Some commentators consider fractional reserve banking as a major vehicle for the expansion in the money supply growth rate. What is the nature of this vehicle?
We suggest that fractional reserve banking arises because banks legally are permitted to use money placed with them in demand deposits. Banks treat this type of money as if it was loaned to them. However, is this really the case?
When John places $100 in a safe deposit box with Bank One he does not relinquish his claim over the $100. He has an unlimited claim against his money. Likewise, when he places $100 in a demand deposit at Bank One he also does not relinquish his claim over the deposited $100. Also in this case John has an unlimited claim against his $100.
Now let’s assume that Bank One takes $50 out of John’s demand deposit without getting any consent from John in this regard and lends this to Mike.
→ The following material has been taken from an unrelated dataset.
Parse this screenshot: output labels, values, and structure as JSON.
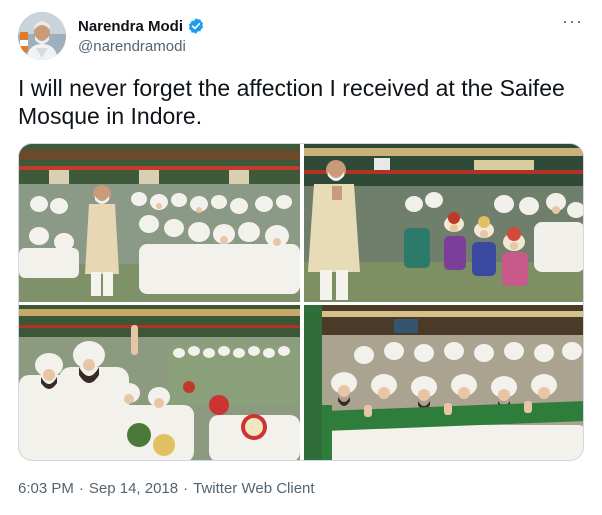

By lending Mike $50, the bank creates a deposit for $50 that Mike can now use.
Remember that John still has an unlimited claim against the $100 while Mike has now a claim against $50. What we have here that the Bank One has generated an extra spendable power to the tune of $50. We can also say that Bank One has $150 deposits that are Bank’s One liabilities, which are supported by $100 cash, which are Bank’s One reserves. Note that the reserves comprise 66.7% of Bank’s One deposit liabilities. This example indicates that Bank One is practicing fractional reserve banking.
Although the law allows for this type of practice, from an economic point of view, this results in money out of “thin air” which leads to consumption that is not supported by production, i.e., to the dilution of the pool of real wealth.